Tom Brady was the one delivering those passes (5,235 yards that season), but what a group. That team did Super Bowlsure, but thanks in part to Chase Blackburn intercepting a pass intended for Gronkowski, they didn’t quite make it.

And in case you were wondering: In 2022, Travis Kelce was targeted 150 times, while TE2 Noah Fant saw 34 balls. George Kittle had just 80 goals for 49ers (he’s also one of the best blocking TEs in the NFL), but no other tight end was thrown to 10 times.

The bottom line: It’s uncommon to have two productive, often-targeted tight ends on a team that also has good wide receivers, but it’s possible.

Personnel groupings

Nick Falato, in his assessment of the 2023 Giants tight end room, referred to Waller and Bellinger as a “formidable 12-man package.” Here’s a breakdown of how Brian Daboll and Mike Kafka used different staff packages in 2022 and how successful they were, from Team formations app:

Data from @JosephJefe/Team Formations

In 2022, 12 personnel packages were the Giants’ second most frequent grouping (20% of the time, including looks with 2 wide receivers and 1 wide receiver). It was a distant second to the 11 staff group that was used two-thirds of the time. The Giants went 1-2-2 55% of the time. With Waller on the team, we can expect the 12 groupings to be much more common in 2023. (Note that even if a tight end lines up on the boundary and goes deep, as Waller will likely do a lot this season, it still registers as 12 man if Bellinger or another tight end is also on the field.).

The Giants weren’t as efficient in 12 last season, averaging just .054 expected points added per game. games (on average between the 1-2-2 and 1-2-1 groupings). It should get better in 2023. Bellinger proved to be excellent at finding open spots in zone defenses as a rookie (Tight End University must be a master class at doing that with Kelce and Kittle, two players who unbelievably always seem to be wide open and run things ). Working with Waller going deep and opening up the middle for Bellinger to find seams in the zone, this could be a common sight at MetLife.

Do the Giants’ 2023 opponents look like receiving tight ends?

According to Pro Football Focus’ preseason rankings of linebacker groups, the Giants will play against many linebacker groups this season that are expected to be weak: The Rams (No. 32), Eagles x2 (No. 31), Raiders (No. . 30), the Commanders x2 (No. 25) and the Cardinals (No. 23). It seems tailor-made for the Waller-Bellinger pairing. It’s surprising to see the Eagles near the bottom of any league-wide ranking, and second-year linebacker Nakobe Dean could be a good player this season. You have to have some kind of game plan against that formidable defense, though, and you could do worse than attacking the second level with two good tight ends before the pass rush can get to Jones.

The Giants will also play the best linebacker duo in the NFL, Fred Warner and Dre Greenlaw, in Week 3 in San Francisco. Those two gave Daniel Jones fits in a 2020 thrashing at MetLife, and tight ends Evan Engram and Kaden Smith caught just four passes.
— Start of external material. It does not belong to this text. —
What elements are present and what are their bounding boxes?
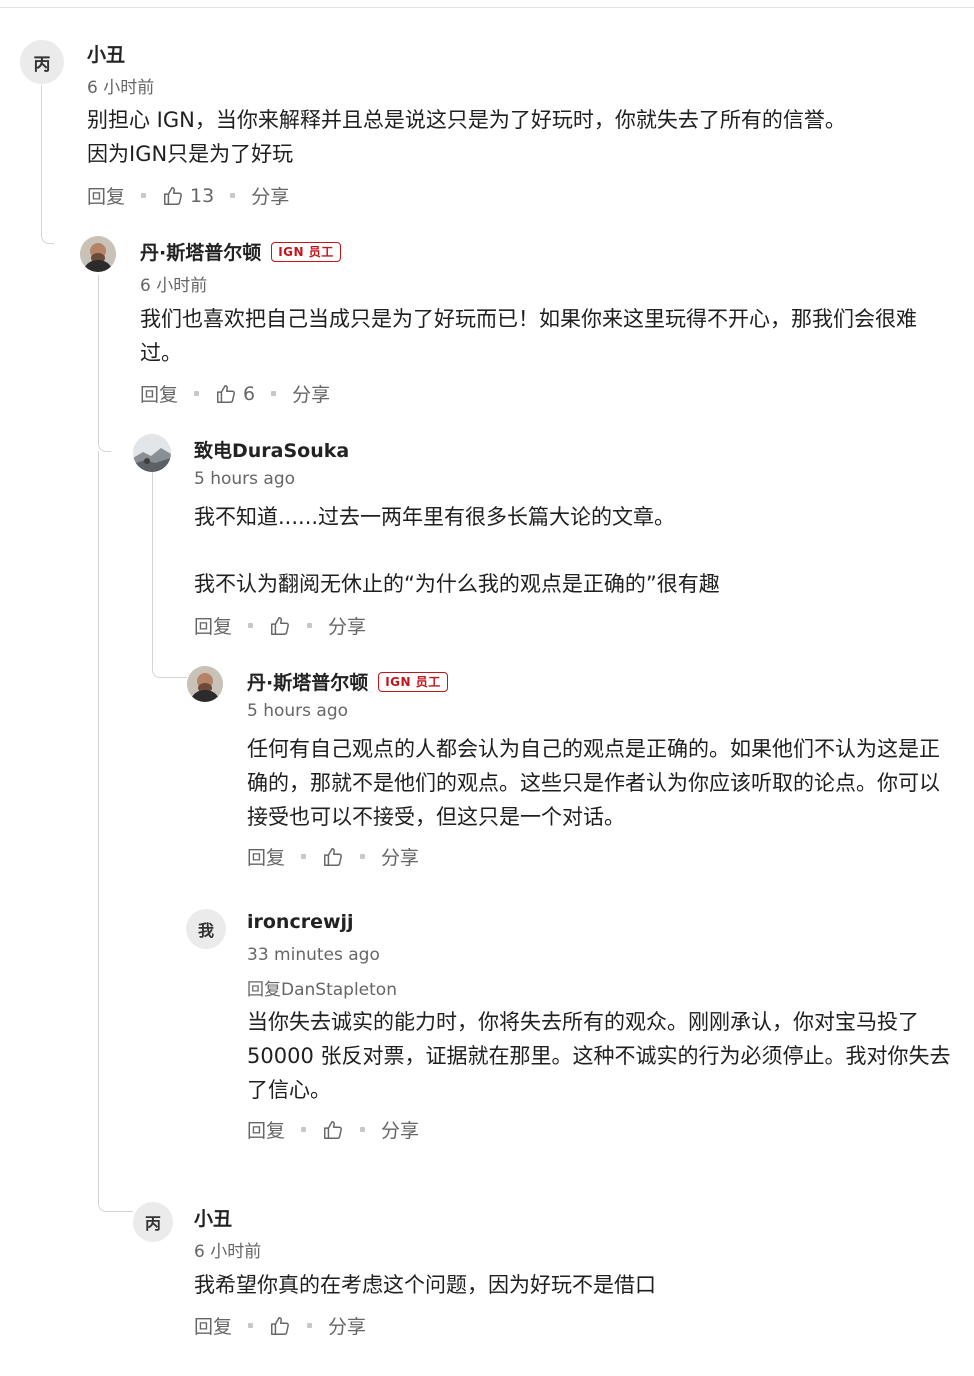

The Giants will hope for better this time, but the 49ers defense promises to be a tough matchup for the Giants’ offense. The Giants will also face No. 4 New Orleans Saintswhich has two very good linebackers in Demario Davis and Pete Werner.

The most interesting thing about the Giants’ offense in 2022 was how Brian Daboll and Mike Kafaka adapted their game plans to the opponent and the personnel available each week. That was largely done by scheduling receivers open in the absence of elite physical traits and talent in the receiving corps. In 2023, they have more innate talent to work with, and opponents will surely plan to try to neutralize Waller. That can often give Daniel Bellinger the freedom to let opposing defenses pay off.